Benarkah Claudio Tapia Ditahan Agen Federal Amerika Serikat? Ini Jawaban AFA

  • 23 Jul 2026 11:27 WIB
  •  Pusat Pemberitaan
Poin Utama
  • Argentina membantah, kabar yang menyebut Presiden AFA Claudio Tapia dan Bendahara AFA Pablo Toviggino ditahan oleh agen federal Amerika Serikat.
  • Bantahan itu disampaikan, setelah muncul berbagai laporan yang mengaitkan pimpinan AFA dengan penyelidikan hukum di Negeri Paman Sam. Menurut AFA, informasi yang beredar telah menyesatkan dan tidak sesuai dengan fakta.
  • Dokumen yang dirujuk oleh berbagai media bukanlah surat panggilan yang ditujukan kepada Presiden AFA, Claudio Tapia.

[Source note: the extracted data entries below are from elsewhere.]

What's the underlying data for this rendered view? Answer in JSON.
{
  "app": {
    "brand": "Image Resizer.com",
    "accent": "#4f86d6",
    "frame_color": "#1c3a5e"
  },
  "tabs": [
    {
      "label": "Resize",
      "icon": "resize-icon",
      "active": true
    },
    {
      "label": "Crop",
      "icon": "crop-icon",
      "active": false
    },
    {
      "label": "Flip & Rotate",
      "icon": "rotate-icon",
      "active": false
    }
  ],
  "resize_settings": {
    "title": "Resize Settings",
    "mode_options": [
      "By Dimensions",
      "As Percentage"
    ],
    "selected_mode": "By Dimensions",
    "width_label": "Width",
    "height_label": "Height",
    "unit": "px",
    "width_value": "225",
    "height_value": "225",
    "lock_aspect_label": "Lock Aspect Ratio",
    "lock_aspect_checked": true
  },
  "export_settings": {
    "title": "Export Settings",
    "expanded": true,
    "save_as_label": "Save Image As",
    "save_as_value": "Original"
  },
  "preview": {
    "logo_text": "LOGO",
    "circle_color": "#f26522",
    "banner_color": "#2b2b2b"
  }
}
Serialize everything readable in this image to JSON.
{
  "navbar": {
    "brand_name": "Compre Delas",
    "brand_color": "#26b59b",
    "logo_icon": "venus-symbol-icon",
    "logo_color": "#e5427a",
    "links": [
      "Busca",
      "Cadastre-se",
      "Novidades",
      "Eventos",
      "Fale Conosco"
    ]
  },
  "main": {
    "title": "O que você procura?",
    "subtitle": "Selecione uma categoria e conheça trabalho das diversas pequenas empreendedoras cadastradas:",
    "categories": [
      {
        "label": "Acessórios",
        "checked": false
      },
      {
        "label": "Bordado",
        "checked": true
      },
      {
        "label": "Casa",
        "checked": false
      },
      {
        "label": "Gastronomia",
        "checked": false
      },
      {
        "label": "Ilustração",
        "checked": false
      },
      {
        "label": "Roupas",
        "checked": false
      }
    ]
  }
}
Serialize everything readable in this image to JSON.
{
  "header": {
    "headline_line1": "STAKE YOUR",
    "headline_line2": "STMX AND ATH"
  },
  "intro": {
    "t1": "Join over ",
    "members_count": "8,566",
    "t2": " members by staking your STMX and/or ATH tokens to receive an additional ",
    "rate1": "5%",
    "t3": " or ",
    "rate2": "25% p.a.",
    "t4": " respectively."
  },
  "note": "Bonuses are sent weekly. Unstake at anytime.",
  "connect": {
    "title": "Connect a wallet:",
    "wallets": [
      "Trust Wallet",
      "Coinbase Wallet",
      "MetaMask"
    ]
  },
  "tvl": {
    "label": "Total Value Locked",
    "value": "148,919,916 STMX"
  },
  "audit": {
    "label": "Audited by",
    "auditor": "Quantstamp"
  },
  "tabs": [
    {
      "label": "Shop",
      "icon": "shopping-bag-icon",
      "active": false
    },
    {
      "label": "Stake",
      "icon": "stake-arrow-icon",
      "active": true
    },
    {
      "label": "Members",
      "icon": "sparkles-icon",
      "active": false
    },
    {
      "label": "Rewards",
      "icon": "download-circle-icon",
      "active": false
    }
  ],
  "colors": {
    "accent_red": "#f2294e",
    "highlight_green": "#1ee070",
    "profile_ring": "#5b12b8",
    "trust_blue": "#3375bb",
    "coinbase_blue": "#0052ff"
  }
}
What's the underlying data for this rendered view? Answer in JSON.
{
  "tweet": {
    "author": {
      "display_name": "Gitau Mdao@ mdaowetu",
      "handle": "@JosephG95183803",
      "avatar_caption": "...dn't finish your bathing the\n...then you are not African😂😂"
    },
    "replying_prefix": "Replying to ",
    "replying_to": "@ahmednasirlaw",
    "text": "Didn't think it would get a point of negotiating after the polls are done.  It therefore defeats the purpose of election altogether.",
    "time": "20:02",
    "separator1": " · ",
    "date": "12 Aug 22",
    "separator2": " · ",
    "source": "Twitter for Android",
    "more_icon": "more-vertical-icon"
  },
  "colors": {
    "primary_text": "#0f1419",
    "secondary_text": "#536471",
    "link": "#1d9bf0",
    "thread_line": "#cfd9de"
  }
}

RRI.CO.ID, Jakarta - Argentina membantah, kabar yang menyebut Presiden AFA, Claudio Tapia dan Bendahara AFA, Pablo Toviggino ditahan oleh agen federal Amerika Serikat. AFA memastikan, tidak ada penyitaan ponsel maupun perangkat elektronik milik Tapia dan Toviggino tersebut.

Bantahan itu disampaikan, setelah muncul berbagai laporan yang mengaitkan pimpinan AFA dengan penyelidikan hukum di Negeri Paman Sam. Menurut AFA, informasi yang beredar telah menyesatkan dan tidak sesuai dengan fakta.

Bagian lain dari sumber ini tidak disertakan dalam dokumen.